MOSCOW (MRC) -- A Canadian energy company has reached a deal with major German utility E.ON to export liquefied natural gas from a proposed plant on the Atlantic coast of Canada, according to Hydrocarbonprocessing.
The multi-billion dollar project is one of several planned LNG terminal projects designed to export a glut of North American natural gas, which has depressed prices on the continent but made the gas more attractive to overseas buyers.
A handful of big and small energy producers are scrambling to line up approvals, financing and customers for a number of gas export projects in both Canada and the US.
In the deal announced Monday, Pieridae Energy (Canada) Ltd. said it plans to ship about 5 million tpy of LNG to Western Europe from a LNG plant it plans to build in Goldboro, Nova Scotia on Canada's Atlantic coast. The exact financial terms weren't disclosed, but E.ON said the contract is worth several billion euros per year.

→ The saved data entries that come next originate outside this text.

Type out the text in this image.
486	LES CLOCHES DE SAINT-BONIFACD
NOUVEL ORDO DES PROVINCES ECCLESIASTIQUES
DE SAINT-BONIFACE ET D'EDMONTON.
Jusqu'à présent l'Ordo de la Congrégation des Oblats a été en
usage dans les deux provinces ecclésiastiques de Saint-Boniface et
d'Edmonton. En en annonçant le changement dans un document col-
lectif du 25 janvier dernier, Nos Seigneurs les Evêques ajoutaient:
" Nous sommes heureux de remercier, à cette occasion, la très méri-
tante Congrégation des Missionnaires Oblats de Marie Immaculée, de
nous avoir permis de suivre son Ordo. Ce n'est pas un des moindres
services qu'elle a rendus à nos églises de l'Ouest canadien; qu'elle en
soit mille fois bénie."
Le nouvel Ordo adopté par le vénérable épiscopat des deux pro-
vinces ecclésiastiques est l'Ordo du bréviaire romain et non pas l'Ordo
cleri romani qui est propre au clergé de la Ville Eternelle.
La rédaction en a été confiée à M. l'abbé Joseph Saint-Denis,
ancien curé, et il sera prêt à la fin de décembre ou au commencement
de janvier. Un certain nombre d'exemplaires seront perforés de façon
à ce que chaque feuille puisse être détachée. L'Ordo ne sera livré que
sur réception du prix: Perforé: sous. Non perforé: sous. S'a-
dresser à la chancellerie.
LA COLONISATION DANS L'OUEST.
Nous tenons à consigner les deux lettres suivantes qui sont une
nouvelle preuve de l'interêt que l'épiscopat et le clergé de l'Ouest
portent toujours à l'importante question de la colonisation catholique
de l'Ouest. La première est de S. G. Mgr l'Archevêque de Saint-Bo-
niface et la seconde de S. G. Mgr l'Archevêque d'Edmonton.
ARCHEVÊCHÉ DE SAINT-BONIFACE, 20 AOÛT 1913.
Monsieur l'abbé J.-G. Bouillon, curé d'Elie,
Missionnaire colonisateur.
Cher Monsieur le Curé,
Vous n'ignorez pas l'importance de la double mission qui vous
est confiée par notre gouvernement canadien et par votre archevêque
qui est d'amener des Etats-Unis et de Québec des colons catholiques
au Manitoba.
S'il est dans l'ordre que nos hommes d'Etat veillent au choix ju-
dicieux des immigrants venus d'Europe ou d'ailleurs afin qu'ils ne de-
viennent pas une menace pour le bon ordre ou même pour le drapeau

It marks the first contract for a Canadian LNG export plant with a major end-user of gas, something that has so far eluded several proposed liquefaction facilities envisioned for Canada's Pacific coast, which are geared toward Asian markets.
Pieridae said LNG shipments would start by the first quarter of 2020, subject to clearing an environmental assessment in Nova Scotia. The plant will handle a yearly volume of around 10 million tons of LNG, which will be pumped onto ships for export.
E.ON's commitment is viewed as an anchor deal that may help Pieridae convince other buyers to contract for its still-untested supplies of LNG. For E.ON, LNG from North American allows it to diversify its gas supply, which is now concentrated on deliveries from Russia.
As MRC reported earlier, a small British Columbia natural gas export project has moved closer to selling Canadian energy to Asia after a pair of international investors agreed to help backstop the USD485 million project. Bermuda-based Golar LNG had already committed some of its LNG vessels to BCLNG, the pint-sized export facility backed in part by the Haisla First Nation near Kitimat, BC Now Golar, alongside an unnamed Asian firm, has agreed to partner in the project, with Golar taking a 25% ownership stake in a facility that stands to be the first in Canada to send natural gas across the Pacific. The partners have also agreed to assist with financing for the Haisla, who hold a 27.5% stake in the bid to export 600,000 to 700,000 tonnes per year of LNG.
Besides, in February, 2013, Canada's National Energy Board approved a liquefied natural gas export license for Royal Dutch Shell Plc's planned LNG export plant on British Columbia's Pacific Coast. The regulator approved exports of up to 670 million tonnes of LNG over the 25-year period covered by the license, or 3.23 billion cubic feet of gas per day. The license was given to LNG Canada Development Inc, a Shell-led consortium that includes Mitsubishi Corp, PetroChina and Korea Gas Corp.